Since March 16th 2020, when the WHO Director General dramatically demanded that countries ‘test, test, test,’ to halt the rapid escalation of the COVID-19 pandemic, the world has been rapidly inducted into the intricacies of medical testing. Terms like ‘sensitivity’, ‘specificity’, ‘viral load’, ‘PCR’, ‘antigen’, ‘antibody’, ‘lateral flow immunoassay’, which only a few months ago seemed to belong to the remote realm of laboratory science, have today become common parlance as governments have raced to establish the largest scale mass testing regimes we have ever seen.

As testing has become our most immediate route back to a ‘new normal’, it has become quickly apparent that achieving pandemic control through testing is not only a question for science and technology, but is a deeply social, ethical, and political problem. Public trust in government hinges on the multiple of thousand tests they run each day; the decision to get tested entails moral dilemmas about the private and public implications of a positive result; and businesses, government and members of the public must navigate a thicket of uncertainties around the accuracy and use-value of novel tests.

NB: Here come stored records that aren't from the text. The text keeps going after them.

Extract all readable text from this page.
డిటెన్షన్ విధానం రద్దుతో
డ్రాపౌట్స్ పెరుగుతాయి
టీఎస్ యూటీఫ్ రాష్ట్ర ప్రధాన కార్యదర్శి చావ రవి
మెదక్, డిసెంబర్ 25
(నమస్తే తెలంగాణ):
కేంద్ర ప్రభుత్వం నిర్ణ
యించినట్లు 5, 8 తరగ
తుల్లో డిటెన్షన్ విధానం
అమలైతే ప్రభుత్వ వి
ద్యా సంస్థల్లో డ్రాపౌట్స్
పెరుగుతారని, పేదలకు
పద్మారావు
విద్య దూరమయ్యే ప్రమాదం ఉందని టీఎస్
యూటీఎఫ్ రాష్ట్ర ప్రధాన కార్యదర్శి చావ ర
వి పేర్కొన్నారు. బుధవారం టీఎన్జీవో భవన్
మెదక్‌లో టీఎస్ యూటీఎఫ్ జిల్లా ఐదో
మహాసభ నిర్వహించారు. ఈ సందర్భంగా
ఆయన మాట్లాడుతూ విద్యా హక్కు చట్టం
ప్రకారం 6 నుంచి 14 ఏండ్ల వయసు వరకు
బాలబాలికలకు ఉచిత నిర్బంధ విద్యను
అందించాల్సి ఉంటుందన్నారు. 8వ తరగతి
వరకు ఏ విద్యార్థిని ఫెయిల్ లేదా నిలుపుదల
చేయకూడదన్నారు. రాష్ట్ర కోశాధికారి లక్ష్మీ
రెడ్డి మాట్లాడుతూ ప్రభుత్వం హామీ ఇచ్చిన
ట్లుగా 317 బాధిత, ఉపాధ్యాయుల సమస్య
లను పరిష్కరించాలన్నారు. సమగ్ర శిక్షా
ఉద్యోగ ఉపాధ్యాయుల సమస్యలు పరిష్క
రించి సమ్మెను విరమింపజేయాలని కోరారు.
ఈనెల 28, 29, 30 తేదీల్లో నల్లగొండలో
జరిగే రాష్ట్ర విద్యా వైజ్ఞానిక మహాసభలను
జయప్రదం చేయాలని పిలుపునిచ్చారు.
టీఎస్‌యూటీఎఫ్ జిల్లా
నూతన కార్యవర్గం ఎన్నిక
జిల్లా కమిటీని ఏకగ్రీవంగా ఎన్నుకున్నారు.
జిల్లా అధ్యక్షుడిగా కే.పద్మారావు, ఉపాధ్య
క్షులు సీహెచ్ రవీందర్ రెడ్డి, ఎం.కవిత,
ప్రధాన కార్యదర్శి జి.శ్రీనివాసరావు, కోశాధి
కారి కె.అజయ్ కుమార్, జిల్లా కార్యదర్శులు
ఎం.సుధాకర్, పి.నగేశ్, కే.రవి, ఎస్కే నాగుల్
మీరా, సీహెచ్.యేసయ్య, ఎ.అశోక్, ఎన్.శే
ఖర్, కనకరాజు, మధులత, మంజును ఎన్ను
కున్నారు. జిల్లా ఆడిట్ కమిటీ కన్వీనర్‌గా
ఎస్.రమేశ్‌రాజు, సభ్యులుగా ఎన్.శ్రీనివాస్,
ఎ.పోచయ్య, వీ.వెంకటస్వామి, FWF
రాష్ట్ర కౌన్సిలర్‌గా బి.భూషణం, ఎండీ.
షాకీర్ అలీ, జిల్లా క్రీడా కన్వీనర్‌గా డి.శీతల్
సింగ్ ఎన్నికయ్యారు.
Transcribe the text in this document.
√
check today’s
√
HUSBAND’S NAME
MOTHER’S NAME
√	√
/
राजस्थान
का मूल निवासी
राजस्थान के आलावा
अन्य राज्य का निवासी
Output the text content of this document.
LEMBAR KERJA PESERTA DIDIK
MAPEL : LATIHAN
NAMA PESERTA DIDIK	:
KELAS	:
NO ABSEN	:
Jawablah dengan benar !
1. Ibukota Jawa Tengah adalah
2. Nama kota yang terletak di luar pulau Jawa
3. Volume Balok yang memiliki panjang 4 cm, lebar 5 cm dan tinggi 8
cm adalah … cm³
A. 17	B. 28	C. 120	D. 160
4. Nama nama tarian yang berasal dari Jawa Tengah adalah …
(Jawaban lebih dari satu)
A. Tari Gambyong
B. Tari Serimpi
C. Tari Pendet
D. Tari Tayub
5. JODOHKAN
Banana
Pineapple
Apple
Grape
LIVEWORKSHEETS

When the Director General made his fateful remarks, our team was three years into an anthropological research project on the role of diagnostic devices in global health: in public health emergencies such as the West Africa Ebola outbreak, in the elimination of neglected tropical diseases such as river blindness, and in the delivery of universal primary healthcare. With all eyes now on testing, we have pivoted our research to examine both what insight our existing research can provide to the current pandemic response, and how the unprecedented drive to scale up testing in the current crisis is transforming the status of medical testing in global health.